Artist's rendition of newly discovered circumbinary planet PH1 that orbits two suns (upper left) and is some 5,000 light years from Earth. (Image: Haven Giguere/Yale)

Artist’s rendition of the newly discovered circumbinary planet PH1 that orbits two suns (upper left) and is 5,000 light years from Earth. (Image: Haven Giguere/Yale)

The Planet Hunters pour through the data looking for possible transit events, a brief dip in brightness that occurs when a planet or other celestial body passes in front of the star.

“The thousands of people who are involved with Planet Hunters are performing a valuable service,” says Jerome Orosz, associate professor of astronomy at San Diego State University and co-author of the paper outlining PH1’s discovery. “Many of the automated techniques used to find interesting features in the Kepler data don’t always work as efficiently as we would like. The hard work of the Planet Hunters helps ensure that important discoveries are not falling through the cracks.”
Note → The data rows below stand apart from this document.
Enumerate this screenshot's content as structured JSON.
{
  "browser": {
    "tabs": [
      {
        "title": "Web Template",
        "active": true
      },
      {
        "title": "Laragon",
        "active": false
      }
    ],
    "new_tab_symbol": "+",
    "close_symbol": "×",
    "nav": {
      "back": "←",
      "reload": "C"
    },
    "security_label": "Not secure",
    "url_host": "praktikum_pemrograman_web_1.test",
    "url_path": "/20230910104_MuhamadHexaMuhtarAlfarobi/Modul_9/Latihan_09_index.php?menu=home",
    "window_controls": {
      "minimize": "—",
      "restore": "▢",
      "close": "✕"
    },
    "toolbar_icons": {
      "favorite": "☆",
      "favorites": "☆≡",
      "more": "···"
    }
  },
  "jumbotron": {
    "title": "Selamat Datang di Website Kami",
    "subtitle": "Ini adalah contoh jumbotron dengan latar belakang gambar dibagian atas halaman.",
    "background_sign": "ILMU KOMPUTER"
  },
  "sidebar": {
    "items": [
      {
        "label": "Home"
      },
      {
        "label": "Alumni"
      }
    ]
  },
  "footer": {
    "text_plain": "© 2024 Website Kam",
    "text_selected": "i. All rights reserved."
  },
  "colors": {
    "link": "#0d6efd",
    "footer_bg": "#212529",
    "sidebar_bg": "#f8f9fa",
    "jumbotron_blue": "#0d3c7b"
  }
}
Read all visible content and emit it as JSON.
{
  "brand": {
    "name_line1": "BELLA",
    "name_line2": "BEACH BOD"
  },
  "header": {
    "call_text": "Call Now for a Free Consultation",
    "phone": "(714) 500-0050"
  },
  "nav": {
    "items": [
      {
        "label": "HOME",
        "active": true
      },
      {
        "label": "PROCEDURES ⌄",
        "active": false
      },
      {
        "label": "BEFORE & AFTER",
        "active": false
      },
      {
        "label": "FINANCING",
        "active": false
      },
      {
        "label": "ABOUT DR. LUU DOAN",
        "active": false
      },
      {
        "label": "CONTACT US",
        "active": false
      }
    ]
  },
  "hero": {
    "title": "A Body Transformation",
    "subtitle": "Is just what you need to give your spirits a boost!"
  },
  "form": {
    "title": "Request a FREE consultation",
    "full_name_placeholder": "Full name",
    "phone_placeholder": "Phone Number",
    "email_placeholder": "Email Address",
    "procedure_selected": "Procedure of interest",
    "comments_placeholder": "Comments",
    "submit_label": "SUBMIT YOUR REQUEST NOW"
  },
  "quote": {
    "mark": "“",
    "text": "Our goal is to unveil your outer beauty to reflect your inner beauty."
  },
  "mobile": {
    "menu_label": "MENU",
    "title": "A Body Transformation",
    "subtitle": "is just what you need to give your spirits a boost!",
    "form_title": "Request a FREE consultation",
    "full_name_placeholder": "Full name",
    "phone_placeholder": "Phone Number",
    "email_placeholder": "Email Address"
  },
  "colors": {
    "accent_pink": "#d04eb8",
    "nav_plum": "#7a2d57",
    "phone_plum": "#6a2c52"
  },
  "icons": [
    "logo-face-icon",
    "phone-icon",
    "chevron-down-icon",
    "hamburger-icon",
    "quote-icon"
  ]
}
PH1, some 5000 light years from Earth, has been described by astronomers as a gas giant planet slightly bigger than Neptune.  It takes the extrasolar planet 138 days to complete an orbit around its two host stars, which have masses about 1.5 and 0.41 times that of the sun and also circle each other once every 20 days.  The two distant stars that orbit the new-found planet are about 144,840,960,000 km away, roughly 1000 times the distance between the Earth and the Sun.

Yale’s Meg Schwamb of Yale, the lead author of the paper said that the circumbinary planets that are being discovered are the extremes of planet formation.

“The discovery of these systems is forcing us to go back to the drawing board to understand how such planets can assemble and evolve in these dynamically challenging environments.”